The Klamath Falls Veterans Memorial Park is a recreational park located on Lake Ewauna in downtown Klamath Falls, Oregon, US. It was established in 2007 as a memorial honoring those who have served and/or are serving in the U.S. Armed Forces, Coast Guard and Wartime Merchant Marine. Construction of the 3.30 acre park was overseen by the 173d Fighter wing, Oregon Air National Guard located at Kingsley Field. The City of Klamath Falls oversees the maintenance of the Memorial. The park features memorial bricks for past and present military personnel, an informational kiosk, a covered pavilion and a display of Locomotive#2579 used by the Southern Pacific Railroad.

== Location ==
Klamath Falls Veterans Memorial Park is located where US Route 97 passes over the Link River, at the southern end of downtown Klamath Falls. Because of its location at the north end of the Klamath River, the park has boat access to Lake Ewauna.

== History ==
A volunteer committee was created to oversee the proposal, design and construction of a memorial park to honor veteran servicemen. The original project was designed to take place in multiple phases to include future expansion. With the assistance of the local military organizations and civilian clubs, the Oregon National Guard, the city and county of Klamath, as well as multiple donations of citizens, the first phase of Klamath Falls Veterans Memorial Park broke ground in August 2007 and was completed and dedicated three months later, on Veterans' Day, November 11, 2007. Phase 1 of construction included a covered pavilion and benches, flag poles, concrete walkways with red, white and blue fiber optic lights, bronze plaques representing the military branches, monuments depicting various wars, initial memorial brick pavers and landscaping.

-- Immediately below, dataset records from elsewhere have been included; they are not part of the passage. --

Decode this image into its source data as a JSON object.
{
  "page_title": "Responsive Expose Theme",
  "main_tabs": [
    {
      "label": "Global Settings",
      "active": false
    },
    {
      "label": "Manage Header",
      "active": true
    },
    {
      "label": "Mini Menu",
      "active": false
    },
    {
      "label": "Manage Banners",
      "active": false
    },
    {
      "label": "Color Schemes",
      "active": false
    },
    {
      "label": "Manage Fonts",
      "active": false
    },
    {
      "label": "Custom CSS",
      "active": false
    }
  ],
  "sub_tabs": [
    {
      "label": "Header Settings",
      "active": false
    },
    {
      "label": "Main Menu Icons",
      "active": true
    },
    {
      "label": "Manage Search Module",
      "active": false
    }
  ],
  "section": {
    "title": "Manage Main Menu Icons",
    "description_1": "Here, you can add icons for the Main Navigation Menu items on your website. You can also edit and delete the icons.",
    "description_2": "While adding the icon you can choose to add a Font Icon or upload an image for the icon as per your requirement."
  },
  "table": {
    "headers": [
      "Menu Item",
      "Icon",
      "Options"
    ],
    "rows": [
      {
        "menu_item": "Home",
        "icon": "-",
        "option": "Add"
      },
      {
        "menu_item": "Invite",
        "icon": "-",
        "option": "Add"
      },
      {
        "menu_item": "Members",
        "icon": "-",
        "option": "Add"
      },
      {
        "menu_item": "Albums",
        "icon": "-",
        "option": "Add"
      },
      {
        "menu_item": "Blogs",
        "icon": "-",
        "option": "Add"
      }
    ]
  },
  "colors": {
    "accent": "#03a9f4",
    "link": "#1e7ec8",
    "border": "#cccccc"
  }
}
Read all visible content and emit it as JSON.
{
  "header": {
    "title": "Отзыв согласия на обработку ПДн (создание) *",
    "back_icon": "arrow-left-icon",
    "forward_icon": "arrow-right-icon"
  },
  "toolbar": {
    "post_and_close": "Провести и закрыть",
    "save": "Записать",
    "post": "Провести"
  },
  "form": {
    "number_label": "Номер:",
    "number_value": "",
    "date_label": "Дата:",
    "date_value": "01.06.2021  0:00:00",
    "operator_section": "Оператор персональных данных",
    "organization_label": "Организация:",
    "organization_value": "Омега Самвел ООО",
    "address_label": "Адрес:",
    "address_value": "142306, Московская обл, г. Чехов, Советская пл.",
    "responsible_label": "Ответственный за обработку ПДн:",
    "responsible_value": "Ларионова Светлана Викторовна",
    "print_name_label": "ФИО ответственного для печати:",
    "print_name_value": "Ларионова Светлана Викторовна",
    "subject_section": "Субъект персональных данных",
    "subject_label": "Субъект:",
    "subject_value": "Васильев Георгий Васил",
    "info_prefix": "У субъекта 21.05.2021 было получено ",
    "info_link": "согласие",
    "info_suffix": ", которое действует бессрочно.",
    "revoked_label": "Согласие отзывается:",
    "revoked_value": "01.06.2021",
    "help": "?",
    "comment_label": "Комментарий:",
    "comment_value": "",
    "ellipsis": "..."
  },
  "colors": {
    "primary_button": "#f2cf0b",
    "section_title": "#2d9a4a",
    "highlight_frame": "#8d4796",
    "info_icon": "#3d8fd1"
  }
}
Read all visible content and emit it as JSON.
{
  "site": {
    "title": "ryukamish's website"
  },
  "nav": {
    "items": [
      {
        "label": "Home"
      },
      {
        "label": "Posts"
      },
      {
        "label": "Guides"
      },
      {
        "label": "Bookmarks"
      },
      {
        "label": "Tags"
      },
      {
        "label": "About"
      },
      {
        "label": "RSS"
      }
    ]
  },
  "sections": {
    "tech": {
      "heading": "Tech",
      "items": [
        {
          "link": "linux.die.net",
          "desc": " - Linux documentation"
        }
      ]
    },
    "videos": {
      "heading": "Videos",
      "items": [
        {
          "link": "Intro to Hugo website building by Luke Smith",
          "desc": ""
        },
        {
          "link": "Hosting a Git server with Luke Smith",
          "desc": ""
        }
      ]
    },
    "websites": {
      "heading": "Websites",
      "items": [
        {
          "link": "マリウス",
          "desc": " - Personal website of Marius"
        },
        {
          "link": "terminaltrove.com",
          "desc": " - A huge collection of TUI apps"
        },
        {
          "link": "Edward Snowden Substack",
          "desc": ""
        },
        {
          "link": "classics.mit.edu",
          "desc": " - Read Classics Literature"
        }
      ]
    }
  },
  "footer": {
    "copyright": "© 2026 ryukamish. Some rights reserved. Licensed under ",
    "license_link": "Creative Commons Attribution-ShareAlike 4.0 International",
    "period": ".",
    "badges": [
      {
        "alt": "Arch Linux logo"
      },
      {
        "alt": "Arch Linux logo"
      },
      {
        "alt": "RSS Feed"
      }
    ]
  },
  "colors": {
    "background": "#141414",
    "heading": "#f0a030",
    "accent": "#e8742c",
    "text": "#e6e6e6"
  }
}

A second phase dedicated on Memorial Day, 2008 included a Blue Star Memorial Highway marker, which pays tribute to all of the armed forces that have defended the United States. The second phase also included memorial brick pavers.

== Geothermal system ==
Because the City of Klamath Falls is located in a Known Geothermal Resource Area, all sidewalks and the memorial brick bases in the Veterans Memorial Park contain piping for a geothermal heating system. This natural heatsource allows the Memorial to provide direct geothermally heated snowmelt systems during the winter months.